Preguntado sobre cuál es el papel del público en un concierto de música culta, el director rumano Sergiu Celibidache acostumbraba a responder que ninguno o, como mucho, el de molestar a los intérpretes. La idea es ampliamente compartida por los espectadores: en efecto, el concertgoer prototípico de la clásica es una especie de quisquilloso profesional que mataría por escuchar a sus ídolos lejos del ruido de las toses y de los teléfonos móviles, solo como un náufrago dentro del mar de butacas de un auditorio. La idea es algo hiperbólica porque, aunque pase en escasísimas ocasiones, notar cómo un millar de personas respiran al unísono durante una sinfonía o ver cómo el vecino de butaca llora amargamente por obra y gracia de Puccini también tiene su coña. En cualquier caso, desde tiempos de Wagner, al público se le deja a oscuras y –respecto a lo que sucede en el escenario– se le exige que haga el favor de callar hasta los aplausos o abucheos.

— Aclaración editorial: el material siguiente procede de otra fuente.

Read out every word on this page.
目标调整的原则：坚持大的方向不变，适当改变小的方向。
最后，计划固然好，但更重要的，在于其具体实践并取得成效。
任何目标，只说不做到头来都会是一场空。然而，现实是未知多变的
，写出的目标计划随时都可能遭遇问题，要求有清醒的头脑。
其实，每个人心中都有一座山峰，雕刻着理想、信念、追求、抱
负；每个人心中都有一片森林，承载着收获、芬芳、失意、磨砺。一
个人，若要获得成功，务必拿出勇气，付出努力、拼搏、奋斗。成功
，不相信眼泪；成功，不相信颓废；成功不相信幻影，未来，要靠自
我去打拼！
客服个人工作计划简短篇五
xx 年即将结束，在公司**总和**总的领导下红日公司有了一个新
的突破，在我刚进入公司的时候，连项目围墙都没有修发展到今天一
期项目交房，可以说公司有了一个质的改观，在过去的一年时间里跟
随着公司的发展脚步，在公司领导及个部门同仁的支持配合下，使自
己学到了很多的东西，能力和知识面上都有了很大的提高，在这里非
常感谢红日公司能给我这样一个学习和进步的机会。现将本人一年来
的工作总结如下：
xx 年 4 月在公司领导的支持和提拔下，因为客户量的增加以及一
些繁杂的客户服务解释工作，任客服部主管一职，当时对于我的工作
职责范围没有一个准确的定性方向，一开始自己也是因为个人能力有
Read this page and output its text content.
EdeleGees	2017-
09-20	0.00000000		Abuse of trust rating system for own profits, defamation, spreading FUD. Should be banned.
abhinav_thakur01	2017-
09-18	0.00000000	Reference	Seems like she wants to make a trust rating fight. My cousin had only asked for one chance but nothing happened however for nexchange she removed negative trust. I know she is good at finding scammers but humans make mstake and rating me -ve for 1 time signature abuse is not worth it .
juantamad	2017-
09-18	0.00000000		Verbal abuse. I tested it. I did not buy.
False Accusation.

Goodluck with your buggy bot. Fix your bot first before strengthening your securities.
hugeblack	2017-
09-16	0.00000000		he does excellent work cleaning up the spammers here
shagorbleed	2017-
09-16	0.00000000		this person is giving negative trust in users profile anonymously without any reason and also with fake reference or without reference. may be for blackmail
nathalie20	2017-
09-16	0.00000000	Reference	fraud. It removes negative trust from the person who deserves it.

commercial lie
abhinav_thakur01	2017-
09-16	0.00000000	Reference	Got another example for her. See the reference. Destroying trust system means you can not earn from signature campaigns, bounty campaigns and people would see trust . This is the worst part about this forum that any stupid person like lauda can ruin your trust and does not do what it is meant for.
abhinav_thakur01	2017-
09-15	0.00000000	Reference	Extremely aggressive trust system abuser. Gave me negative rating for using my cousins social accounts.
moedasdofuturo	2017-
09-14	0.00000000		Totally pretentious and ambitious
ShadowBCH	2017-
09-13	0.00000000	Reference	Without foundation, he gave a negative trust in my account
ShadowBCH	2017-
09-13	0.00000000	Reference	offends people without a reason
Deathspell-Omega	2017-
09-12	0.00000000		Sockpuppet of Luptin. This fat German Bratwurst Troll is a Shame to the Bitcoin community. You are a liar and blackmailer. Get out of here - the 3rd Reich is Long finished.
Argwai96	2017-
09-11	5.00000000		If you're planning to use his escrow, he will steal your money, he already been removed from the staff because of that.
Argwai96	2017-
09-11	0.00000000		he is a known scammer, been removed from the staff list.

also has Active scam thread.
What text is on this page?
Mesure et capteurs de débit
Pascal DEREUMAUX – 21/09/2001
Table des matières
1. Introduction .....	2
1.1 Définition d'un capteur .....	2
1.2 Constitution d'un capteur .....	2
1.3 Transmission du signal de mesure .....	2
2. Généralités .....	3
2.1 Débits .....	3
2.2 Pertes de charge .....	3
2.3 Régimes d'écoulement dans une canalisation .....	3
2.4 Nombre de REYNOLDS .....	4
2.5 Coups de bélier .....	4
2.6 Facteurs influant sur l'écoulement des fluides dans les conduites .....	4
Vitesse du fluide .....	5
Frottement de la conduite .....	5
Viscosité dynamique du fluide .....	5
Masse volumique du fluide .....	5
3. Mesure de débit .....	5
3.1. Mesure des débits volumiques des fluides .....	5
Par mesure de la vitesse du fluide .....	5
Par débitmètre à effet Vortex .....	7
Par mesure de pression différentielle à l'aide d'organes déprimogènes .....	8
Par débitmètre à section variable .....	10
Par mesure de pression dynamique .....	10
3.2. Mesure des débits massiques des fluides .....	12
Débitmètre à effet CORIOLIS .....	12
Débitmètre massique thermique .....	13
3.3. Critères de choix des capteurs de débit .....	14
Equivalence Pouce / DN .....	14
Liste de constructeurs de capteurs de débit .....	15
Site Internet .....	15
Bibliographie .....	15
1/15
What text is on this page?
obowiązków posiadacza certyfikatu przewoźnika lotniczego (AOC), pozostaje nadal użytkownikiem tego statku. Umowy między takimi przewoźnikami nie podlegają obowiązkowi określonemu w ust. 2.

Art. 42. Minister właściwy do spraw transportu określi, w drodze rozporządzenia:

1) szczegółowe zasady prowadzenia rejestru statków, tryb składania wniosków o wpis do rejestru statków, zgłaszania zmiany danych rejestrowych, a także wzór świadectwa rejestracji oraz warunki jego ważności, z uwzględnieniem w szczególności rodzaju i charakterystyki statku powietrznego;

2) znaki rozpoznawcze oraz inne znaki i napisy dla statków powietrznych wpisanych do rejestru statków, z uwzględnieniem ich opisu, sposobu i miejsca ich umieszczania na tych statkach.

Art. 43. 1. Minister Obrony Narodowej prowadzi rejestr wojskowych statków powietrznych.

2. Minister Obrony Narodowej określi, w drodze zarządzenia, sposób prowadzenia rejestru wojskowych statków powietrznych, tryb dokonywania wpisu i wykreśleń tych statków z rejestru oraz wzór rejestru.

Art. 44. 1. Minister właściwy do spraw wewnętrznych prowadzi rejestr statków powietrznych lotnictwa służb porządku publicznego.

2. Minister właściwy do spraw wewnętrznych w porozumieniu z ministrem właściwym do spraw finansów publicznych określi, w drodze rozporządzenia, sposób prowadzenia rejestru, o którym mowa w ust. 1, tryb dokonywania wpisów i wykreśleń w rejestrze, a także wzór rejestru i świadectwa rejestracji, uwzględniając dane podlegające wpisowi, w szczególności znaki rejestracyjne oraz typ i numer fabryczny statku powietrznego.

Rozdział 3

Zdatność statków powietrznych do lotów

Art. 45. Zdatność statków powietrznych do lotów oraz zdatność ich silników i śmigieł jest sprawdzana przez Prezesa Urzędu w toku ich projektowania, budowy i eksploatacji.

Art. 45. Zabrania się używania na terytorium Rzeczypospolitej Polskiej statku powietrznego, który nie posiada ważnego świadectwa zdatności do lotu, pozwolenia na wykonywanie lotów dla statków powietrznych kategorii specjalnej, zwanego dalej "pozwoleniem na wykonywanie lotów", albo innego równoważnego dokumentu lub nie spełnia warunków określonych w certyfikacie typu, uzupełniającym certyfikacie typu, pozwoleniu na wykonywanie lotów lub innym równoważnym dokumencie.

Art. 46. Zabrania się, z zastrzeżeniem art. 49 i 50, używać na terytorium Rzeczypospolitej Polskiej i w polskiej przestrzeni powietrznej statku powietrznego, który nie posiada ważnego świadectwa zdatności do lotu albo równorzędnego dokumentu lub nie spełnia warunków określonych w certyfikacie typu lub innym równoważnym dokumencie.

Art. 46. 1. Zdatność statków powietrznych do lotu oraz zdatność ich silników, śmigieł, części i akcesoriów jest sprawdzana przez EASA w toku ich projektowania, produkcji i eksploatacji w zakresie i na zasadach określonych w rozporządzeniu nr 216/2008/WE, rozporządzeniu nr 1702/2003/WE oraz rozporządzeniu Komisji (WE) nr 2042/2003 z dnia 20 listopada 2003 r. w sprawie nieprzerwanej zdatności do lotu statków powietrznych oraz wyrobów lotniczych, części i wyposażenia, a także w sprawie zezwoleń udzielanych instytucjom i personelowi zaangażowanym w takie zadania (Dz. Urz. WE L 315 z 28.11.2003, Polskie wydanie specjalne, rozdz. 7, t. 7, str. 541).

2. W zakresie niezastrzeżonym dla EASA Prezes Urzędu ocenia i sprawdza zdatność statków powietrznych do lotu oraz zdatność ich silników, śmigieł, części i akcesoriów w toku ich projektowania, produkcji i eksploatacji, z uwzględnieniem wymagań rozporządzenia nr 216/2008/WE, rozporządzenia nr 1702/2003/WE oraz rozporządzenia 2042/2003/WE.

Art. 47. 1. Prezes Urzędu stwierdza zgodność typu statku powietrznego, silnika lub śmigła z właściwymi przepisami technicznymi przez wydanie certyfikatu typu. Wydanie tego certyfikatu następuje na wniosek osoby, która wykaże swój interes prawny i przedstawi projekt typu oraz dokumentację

Más allá de la distorsión y de los cambios estéticos en la música, la sonoridad moderna se diferencia de la clásica por la intervención directa del público en las partituras. Mi extraordinaria interpretación de Dio! Mi potevi scagliar de Otello en la ducha poco tiene que ver con la tradición operística verdiana, pero hay una relación consustancial entre tejido musical de I want to break free y el griterío coral de los asistentes al mítico concierto de Queen en Wembley. Por otro lado, la tradición manda que la experiencia de un concierto implique el silencio que se ejercita durante el devenir de la música, pero también cuando ésta termina; es así como la parte más importante de un recital deviene justo cuando se extingue la música y la memoria debe digerir con mucha paciencia todo lo que se acaba de escuchar (por este motivo, en muchos países civilizadísimos del próspero norte se prohíben taxativamente los aplausos tras una interpretación).
Criado en dicha escuela, siempre me ha llamado la atención el auge de los festivales. Su fenómeno de peregrinación de masas no es nuevo; la gente viaja a los escenarios del Primavera con el mismo frenesí que los cursis hacían cola de rodillas en Bayreuth. Pero, a diferencia de la escucha propia del patrimonio musical de Occidente, los festivales contemporáneos han tenido la gracia (o la temeridad) de embotellar la omnipresencia de la música en nuestras vidas, conformando un sistema de audición tremendamente estresante. Festivales como el Primavera muestran la pretensión inequívoca de eliminar el silencio entre conciertos y se urden con la voluntad explícita de exprimir el tiempo equiparándolo a la música. Aquí no existe el compás de espera, el final de un concierto se superpone milimétricamente al principio de otro y, como mucho, el oyente puede experimentar un brevísimo reset mientras acude a comprar una birra.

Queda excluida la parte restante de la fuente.